When four children’s book authors decided to hit the road together, they weren’t interested in the typical book tour circuit. No airport terminals and indie bookstore signings. Instead, Amber Miller, Dr. Dawn Menge, Destinee Brown, and Mo Nelson built something that looks more like a community festival than an author appearance.
The Together We Create 4 Kids Tour is what happens when storytellers realize their individual work can go further as a collective effort. Each author brings a different angle to children’s literature. Miller writes the Averee series, focused on confidence, self-love, and positive representation. Dr. Menge’s Queen Vernita’s Educational Series combines education, careers, and global learning. Brown’s Robin Butterflies books help kids process grief and life changes. Nelson teaches emotional intelligence through Mo’s Guide series. Put them together, and you’ve got something that addresses the whole kid, not just one piece.
What makes this tour worth paying attention to is how it’s structured. This isn’t four authors sharing a stage and splitting costs. It’s a deliberate model that treats literacy events like community infrastructure. Each stop includes vendor opportunities for local small businesses, family programming, and educational experiences that stick around after the authors leave town. The goal is to create an ecosystem where books are the entry point, not the entire experience.
The approach comes from a pretty straightforward observation: kids don’t exist in isolation, and neither do their reading habits. Miller, Menge, Brown, and Nelson saw that children’s books could work harder if they were tied to broader community support. So they built a tour that brings literacy, creativity, and economic opportunity into the same space. Local vendors get access to family audiences. Families get educational programming and books that reflect real emotions and experiences. Authors get to collaborate instead of compete.
There’s a business model underneath all this that’s worth understanding. Together We Create 4 Kids operates as a mission-driven collective, not a nonprofit. Revenue from ticket sales, book purchases, sponsorships, and partnerships funds the programming. That means everyone involved gets paid for their work, from authors to speakers to vendors. It’s an intentional choice that reflects how the founders think about sustainability.
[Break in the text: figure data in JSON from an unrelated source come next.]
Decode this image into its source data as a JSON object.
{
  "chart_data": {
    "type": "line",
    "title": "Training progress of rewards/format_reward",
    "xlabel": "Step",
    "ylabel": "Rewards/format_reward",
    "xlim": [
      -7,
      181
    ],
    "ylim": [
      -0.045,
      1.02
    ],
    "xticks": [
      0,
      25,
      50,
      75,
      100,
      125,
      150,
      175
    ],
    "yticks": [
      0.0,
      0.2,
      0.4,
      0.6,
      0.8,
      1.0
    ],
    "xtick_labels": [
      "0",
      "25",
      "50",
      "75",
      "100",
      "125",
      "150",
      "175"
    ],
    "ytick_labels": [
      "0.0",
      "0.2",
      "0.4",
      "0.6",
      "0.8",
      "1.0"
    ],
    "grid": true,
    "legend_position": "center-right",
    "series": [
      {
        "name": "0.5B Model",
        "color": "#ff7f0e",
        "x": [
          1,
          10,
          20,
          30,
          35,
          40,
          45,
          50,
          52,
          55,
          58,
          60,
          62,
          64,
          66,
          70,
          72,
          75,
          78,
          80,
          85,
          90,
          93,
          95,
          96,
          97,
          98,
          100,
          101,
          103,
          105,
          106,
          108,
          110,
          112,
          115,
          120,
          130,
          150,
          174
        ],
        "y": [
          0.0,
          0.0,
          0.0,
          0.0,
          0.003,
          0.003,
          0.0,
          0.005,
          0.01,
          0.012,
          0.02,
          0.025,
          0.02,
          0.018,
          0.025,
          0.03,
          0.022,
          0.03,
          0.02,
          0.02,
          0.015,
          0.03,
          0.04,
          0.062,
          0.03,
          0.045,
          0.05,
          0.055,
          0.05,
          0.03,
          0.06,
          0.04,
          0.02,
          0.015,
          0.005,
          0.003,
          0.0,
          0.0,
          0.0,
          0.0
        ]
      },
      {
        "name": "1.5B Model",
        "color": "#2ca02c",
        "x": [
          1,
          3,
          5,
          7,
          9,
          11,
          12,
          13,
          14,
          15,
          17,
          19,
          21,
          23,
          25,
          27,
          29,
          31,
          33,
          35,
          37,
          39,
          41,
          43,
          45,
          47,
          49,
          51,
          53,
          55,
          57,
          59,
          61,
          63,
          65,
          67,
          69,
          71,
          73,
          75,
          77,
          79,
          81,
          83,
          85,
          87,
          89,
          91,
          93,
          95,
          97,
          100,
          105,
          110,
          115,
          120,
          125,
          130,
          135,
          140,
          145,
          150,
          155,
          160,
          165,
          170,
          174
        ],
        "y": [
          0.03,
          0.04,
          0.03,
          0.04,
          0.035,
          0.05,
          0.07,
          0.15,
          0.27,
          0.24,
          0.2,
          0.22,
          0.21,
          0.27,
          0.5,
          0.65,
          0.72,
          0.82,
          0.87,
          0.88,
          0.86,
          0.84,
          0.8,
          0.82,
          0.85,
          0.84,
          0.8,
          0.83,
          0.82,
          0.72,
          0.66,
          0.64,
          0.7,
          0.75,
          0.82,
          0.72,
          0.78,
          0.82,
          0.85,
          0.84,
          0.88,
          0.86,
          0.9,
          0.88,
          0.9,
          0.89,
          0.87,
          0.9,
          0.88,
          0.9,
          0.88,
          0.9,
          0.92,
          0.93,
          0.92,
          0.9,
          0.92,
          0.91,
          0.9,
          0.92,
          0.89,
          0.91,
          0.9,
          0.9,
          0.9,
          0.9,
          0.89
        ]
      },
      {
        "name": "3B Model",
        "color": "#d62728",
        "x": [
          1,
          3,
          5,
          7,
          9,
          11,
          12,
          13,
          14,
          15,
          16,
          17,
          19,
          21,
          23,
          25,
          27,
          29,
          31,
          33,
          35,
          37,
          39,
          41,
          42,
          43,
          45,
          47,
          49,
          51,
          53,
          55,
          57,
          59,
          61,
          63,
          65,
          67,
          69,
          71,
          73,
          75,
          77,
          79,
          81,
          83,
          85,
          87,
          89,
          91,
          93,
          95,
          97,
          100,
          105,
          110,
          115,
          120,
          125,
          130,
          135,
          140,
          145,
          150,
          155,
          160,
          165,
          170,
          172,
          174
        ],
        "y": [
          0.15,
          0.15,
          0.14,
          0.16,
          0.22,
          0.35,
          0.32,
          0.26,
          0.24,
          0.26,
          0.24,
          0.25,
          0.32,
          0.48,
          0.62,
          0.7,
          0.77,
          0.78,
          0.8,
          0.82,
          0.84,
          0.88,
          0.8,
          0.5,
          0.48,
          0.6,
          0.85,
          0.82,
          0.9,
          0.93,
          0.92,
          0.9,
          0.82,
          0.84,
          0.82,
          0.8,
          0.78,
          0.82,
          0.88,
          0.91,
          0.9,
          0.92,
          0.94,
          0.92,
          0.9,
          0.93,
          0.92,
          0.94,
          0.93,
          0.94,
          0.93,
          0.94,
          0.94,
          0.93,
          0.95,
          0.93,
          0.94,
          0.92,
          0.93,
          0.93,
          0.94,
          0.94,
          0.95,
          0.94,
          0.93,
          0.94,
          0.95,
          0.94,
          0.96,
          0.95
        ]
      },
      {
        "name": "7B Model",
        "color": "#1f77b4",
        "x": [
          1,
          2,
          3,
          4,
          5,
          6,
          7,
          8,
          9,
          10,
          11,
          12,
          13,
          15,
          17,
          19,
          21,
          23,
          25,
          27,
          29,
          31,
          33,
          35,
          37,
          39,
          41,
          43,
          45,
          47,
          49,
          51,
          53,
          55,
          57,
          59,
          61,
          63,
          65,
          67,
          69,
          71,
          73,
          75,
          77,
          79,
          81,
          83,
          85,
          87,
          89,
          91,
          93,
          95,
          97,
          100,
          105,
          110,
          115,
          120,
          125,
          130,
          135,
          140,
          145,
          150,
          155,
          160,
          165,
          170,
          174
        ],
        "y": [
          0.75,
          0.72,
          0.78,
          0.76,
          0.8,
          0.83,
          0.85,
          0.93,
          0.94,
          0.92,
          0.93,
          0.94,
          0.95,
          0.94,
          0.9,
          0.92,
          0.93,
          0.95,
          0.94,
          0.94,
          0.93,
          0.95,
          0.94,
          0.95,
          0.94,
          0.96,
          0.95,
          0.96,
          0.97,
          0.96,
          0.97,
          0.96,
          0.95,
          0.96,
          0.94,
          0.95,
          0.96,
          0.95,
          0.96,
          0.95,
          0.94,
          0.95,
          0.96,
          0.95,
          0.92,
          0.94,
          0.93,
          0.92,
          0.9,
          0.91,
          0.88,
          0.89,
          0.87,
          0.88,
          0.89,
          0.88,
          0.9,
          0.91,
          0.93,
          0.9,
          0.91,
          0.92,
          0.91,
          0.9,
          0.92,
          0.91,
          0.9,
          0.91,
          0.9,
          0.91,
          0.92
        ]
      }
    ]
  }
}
Community impact shouldn’t rely on unpaid labor or volunteer burnout.

The tour is currently opening vendor opportunities on a rolling basis, though space is limited to maintain quality and mission alignment. The selection process looks for vendors who fit the values of the collective: service-oriented, community-focused, and committed to supporting families. It’s not a free-for-all vendor fair. It’s curated to make sure the experience stays coherent for families who show up.
Each city stop is designed to leave something behind. That might be a literacy activation, a community giveback event, or programming that continues through local schools and homeschool networks. The authors are preparing workshops, panels, and youth-focused experiences that travel with them but adapt to each location. The structure is flexible enough to meet different community needs while maintaining a consistent core mission.
What’s interesting is how the four co-founders talk about their work. They don’t position themselves as individual brands collaborating for convenience. They describe the collective as the primary entity, with each author contributing their expertise to a shared purpose. Miller’s focus on self-worth and positive identity, Menge’s emphasis on education and careers, Brown’s approach to healing, and Nelson’s emotional intelligence framework all feed into a bigger vision: giving kids the tools they need to grow, not just stories to consume.
The books themselves reflect that philosophy. Averee promotes self-worth and positive identity in a way that feels specific, not generic. Queen Vernita introduces careers and cultures through storytelling, not textbook lessons. Robin Butterflies helps children believe in themselves while processing real emotions like grief. Mo’s Guide teaches kids to understand their feelings and make healthy choices. Together, these series address social, emotional, mental, and spiritual development. That’s the “whole child” approach the authors keep mentioning, and it shows up in how they structure their programming.

Together We Create 4 Kids invites collaboration from educators, organizations, sponsors, and partners who want to be part of this model. The collective is rooted in faith, integrity, commitment, and service, which shapes how they operate and who they work with. They’re looking for people and organizations that see literacy as a foundation for confidence and opportunity, not just a checklist item.
The movement is built on the idea that when authors collaborate with purpose, stories become tools for more than entertainment. They become pathways to healing, growth, and generational change. That’s a big claim, but the structure of the tour suggests the authors are serious about proving it. By combining storytelling, education, and service into one experience, they’re testing whether literacy work can function as community infrastructure instead of a nice-to-have extra.